Dance on Stradun

Luckily I ran into a lovely song about main street in old town of Dubrovnik – Stradun. The author of the song is Luko Paljetak, a famous poet from Dubrovnik.

That’s not a mere street but a paternoster

of everyday life, our anteroom, a hall

of Versailles, a place where you can walk and ball,

according to the tune and to yourself, impostor.

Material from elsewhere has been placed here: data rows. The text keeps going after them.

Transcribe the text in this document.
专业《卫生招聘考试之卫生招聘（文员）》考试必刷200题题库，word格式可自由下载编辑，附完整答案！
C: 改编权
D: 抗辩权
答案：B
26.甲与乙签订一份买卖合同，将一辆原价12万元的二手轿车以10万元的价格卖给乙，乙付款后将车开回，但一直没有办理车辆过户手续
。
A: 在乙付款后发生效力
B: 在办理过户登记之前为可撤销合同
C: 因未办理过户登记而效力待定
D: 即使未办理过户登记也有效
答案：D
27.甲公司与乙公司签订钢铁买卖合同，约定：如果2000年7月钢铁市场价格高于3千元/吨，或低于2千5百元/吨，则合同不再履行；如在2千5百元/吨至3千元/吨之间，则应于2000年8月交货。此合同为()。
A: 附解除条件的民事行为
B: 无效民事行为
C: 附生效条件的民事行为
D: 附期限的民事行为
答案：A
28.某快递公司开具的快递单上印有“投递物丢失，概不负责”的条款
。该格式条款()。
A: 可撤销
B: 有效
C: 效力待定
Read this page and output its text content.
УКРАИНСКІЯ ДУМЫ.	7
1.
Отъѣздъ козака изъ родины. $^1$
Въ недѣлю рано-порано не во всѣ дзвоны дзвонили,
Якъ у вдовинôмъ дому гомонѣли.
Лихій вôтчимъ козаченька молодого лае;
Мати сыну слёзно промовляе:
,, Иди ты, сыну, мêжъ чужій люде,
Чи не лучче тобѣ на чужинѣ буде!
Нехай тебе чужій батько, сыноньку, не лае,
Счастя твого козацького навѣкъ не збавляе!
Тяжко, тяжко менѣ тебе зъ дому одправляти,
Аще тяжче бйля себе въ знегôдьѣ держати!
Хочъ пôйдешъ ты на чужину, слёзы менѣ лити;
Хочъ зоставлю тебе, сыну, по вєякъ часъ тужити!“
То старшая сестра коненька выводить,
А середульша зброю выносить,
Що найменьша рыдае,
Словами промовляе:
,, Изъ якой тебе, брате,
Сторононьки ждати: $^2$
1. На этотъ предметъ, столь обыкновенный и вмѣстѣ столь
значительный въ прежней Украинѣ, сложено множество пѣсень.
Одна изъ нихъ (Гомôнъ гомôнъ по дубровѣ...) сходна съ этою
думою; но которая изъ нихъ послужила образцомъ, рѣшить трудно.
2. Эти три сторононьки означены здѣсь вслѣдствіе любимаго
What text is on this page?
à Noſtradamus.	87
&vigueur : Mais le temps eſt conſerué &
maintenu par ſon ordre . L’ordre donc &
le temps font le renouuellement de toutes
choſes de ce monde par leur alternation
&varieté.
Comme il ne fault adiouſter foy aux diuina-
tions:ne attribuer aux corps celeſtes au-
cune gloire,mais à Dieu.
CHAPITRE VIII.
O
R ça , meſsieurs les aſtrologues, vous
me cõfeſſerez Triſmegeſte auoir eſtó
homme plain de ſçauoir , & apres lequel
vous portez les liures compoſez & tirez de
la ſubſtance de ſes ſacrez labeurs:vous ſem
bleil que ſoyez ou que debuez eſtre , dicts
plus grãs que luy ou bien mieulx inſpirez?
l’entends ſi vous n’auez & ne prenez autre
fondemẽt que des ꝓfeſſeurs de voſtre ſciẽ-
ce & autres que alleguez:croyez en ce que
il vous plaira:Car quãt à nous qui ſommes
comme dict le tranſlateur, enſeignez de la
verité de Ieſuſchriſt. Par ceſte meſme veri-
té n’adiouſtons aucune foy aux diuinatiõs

It awoke in me the desire for the story:


Start of fiction.

Once upon a time, when Dubrovnik was not surrounded with the large city walls and when construction of houses has just begun, the main street wasn’t there, but the sea was – a tricky natural protection. There, on the coastline, at the night fairies came to socialize and dance in the shallow. As the morning dawned and people of Dubrovnik awoke fairies would disappear. Only few of them caught them dancing, but they would soon be declared insane when they talked about them. As Dubrovnik expanded, people of Dubrovnik, not knowing and not believing, poured that part of the sea and made themselves the main street in town, called Placa (Stradun). Since then, fairies where never seen again, but everyone will tell you – when you walk through Stradun, it feels like you are dancing.

End of fiction.

It was built at the end of the 11th century by filling in the sea passage between the mainland and the small island of Lava. Since the 13th century, the main sewage collector has run under Placa. In 1486 it was paved with stone, and its present look is from the time after the earthquake of 1667. It is around 300 meters long. The name Placa comes form the Greek word platea meaning street. The Venetians vulgarly called it Stradun, an offensive term used for a large street.